Heart failure is a complex condition where the heart is unable to pump enough blood to meet the body’s needs. It can occur on either the left or right side of the heart, causing backup of blood and fluid that leads to different symptoms. In this comprehensive guide, we will cover the key differences between left and right sided heart failure.
What Causes Left Sided Heart Failure About two-thirds of left sided heart failure cases stem from systolic dysfunction. This is where the left ventricle loses its ability to contract normally, reducing the amount of oxygenated blood pumped to the body.
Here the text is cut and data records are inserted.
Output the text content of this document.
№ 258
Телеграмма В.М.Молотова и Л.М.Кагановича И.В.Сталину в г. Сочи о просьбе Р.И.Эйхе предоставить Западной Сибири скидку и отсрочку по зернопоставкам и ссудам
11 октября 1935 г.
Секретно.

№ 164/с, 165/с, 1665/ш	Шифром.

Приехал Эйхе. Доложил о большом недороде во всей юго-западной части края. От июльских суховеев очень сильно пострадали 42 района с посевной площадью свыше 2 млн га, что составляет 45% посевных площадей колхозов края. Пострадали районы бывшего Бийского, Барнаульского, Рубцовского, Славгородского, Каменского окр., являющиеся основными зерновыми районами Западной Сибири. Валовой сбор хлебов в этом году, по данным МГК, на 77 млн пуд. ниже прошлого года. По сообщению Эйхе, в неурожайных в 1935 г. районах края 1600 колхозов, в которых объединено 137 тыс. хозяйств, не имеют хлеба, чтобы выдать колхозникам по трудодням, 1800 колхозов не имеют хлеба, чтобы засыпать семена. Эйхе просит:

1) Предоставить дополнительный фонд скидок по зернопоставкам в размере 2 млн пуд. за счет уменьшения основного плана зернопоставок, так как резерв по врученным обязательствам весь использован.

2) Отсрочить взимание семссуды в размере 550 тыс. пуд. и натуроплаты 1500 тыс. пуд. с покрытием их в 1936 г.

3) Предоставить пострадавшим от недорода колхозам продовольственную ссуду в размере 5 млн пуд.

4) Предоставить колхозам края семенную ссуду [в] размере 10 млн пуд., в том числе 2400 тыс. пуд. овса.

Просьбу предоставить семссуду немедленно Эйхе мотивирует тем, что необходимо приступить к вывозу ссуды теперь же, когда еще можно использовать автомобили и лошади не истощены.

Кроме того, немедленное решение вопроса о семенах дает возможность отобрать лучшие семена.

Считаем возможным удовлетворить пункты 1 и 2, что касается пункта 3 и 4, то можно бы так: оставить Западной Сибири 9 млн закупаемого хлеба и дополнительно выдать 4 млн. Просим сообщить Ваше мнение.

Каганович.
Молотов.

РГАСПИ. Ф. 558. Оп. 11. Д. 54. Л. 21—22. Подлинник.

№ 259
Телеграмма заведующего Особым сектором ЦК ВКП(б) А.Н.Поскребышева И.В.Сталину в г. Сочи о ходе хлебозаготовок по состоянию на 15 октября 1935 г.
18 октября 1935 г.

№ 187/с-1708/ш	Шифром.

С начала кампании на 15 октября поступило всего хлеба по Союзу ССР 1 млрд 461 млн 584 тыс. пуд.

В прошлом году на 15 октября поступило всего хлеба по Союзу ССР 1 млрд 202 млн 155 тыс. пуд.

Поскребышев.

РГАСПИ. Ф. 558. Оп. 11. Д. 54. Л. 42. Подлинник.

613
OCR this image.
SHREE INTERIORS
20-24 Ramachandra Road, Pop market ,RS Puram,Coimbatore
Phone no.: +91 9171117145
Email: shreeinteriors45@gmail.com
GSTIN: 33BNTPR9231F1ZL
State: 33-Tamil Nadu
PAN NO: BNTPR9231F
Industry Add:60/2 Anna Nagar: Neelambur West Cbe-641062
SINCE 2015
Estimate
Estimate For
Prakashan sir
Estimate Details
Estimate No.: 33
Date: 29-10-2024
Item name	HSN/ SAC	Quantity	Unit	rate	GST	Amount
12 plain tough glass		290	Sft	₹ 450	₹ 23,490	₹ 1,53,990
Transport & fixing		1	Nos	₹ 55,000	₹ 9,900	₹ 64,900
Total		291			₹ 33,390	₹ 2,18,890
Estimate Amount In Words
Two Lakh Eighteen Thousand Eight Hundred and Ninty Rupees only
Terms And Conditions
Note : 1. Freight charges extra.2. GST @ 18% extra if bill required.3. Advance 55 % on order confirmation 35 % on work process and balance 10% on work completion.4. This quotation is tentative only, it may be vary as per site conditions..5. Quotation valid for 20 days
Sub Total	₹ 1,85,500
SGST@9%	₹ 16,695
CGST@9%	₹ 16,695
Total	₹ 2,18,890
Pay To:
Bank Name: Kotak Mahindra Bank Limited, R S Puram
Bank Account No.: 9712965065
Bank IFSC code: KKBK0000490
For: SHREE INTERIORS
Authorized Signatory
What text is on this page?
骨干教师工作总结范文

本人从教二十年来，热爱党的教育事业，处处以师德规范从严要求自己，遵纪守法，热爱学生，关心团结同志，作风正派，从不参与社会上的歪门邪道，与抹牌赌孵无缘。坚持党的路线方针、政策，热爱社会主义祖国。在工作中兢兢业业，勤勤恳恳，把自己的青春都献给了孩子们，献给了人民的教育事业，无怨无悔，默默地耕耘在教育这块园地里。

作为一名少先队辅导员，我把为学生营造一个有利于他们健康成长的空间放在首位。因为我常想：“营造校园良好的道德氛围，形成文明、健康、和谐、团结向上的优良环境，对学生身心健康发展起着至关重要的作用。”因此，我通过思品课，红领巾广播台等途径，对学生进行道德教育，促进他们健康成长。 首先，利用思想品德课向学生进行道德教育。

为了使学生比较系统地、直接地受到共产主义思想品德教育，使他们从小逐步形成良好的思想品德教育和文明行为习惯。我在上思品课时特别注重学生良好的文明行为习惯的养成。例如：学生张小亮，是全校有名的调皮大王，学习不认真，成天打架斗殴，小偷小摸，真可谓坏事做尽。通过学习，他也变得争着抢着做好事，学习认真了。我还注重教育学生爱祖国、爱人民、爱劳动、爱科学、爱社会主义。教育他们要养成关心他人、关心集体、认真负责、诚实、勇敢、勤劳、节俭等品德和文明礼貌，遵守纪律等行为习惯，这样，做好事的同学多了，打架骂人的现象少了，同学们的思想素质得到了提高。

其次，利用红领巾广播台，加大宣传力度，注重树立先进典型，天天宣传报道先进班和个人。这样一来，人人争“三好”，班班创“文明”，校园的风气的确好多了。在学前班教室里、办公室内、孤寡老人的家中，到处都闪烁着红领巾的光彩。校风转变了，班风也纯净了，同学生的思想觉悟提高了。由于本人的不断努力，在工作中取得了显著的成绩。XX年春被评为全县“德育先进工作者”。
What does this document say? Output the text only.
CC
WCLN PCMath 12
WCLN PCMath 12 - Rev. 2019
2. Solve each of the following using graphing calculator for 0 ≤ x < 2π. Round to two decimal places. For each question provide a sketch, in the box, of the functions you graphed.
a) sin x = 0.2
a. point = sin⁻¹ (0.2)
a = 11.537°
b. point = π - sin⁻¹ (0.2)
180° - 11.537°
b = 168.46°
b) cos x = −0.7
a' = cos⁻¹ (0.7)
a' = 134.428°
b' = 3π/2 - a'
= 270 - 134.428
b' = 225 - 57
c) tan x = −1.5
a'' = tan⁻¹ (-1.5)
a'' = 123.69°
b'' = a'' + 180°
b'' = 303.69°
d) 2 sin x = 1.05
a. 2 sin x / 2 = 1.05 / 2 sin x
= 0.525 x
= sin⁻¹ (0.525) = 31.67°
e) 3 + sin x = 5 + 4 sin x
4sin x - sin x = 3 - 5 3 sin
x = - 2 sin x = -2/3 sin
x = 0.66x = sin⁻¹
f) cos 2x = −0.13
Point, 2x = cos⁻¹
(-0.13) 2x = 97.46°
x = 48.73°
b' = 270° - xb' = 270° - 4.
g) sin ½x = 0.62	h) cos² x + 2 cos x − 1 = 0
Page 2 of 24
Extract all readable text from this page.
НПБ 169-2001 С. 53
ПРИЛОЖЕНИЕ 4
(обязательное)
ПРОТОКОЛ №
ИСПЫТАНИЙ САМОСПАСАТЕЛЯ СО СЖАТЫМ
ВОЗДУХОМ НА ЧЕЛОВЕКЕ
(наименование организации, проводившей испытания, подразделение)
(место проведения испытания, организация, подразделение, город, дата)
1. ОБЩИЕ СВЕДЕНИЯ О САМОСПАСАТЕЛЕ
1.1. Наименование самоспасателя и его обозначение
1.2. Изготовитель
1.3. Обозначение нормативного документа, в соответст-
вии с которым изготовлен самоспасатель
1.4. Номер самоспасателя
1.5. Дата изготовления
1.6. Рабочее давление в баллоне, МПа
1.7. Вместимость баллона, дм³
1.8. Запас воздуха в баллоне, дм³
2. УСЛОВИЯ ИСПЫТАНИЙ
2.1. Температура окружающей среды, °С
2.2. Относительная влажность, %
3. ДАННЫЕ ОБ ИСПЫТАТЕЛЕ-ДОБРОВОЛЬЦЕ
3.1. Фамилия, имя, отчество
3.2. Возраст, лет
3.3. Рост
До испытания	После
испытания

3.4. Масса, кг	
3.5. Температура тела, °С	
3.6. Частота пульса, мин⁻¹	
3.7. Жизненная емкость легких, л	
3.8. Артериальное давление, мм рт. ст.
Common causes include:
- Coronary artery disease leading to damage of the heart muscle
- Cardiomyopathy which causes the heart muscle to become enlarged, thick or rigid
- Valvular diseases like aortic stenosis or mitral regurgitation
Acute causes can also trigger left sided heart failure, though these are less common. Examples include heart attacks, illicit drug use, acute valvular disorders and more.
Symptoms of Left Sided Heart Failure
Since less blood moves forward from the left ventricle, backflow occurs which leads to a buildup of fluid in the lungs called pulmonary edema or congestion. Key signs to watch for include:
Increased Pulmonary Artery Pressure
The accumulating blood and fluid raises pressure in the pulmonary arteries. This drives fluid into the lung’s interstitial space.
Fluid in areas of the lungs impairs proper gas exchange. Shortness of breath (dyspnea), difficulty breathing while lying down (orthopnea) and coughing up frothy pink sputum can occur. Crackling sounds (rales) are also audible when listening to the lungs.
Fatigue and Weakness
Inadequate blood flow to the body leaves patients feeling tired, weak or lethargic.
Decreased Urine Output
The kidneys respond to poor perfusion by retaining fluid instead of excreting it.
Abnormal Heart Rhythms
Compensatory mechanisms aim to increase stroke volume by speeding up the heartbeat. This can spur rapid, irregular pulse rates.
Causes of Right Sided Heart Failure
Right sided heart failure stems from an inability of the right ventricle to supply blood to the lungs for oxygenation. Common causal factors include:
Left Heart Failure
Over time, unmanaged left sided failure raises pulmonary pressures. This taxes the right ventricle as it pumps against higher resistance.
Defects allowing oxygenated blood to flow back into the right heart chamber (ASDs, VSDs) increase fluid volume for the right ventricle to handle.
Hypoxemia from COPD, pulmonary fibrosis and other lung issues prompt vasoconstriction. This elevates pulmonary vascular resistance and pressures.
Right Sided Heart Failure Symptoms
Look for a mix of indicators tied to systemic vascular congestion and inadequate perfusion:
Elevated Central Venous Pressure
Blood and fluid backup into the vena cava and right atrium, measured as central venous pressure (CVP).
Excess fluid seeps into body tissues causing swollen neck veins, leg/feet edema with pitting, enlarged liver or spleen.
Inadequate oxygenated blood pumped to the left heart decreases overall cardiac output and circulation.
Nocturnal Increased Urine Output
The right ventricle receives increased blood flow as patients lie down, spurring diuresis overnight to excrete extra fluid.
The bottom line is properly identifying whether patients exhibit right sided vs left sided heart failure signs and symptoms allows earlier tailoring of appropriate treatments. Preventing progression to complex biventricular failure is the ultimate goal.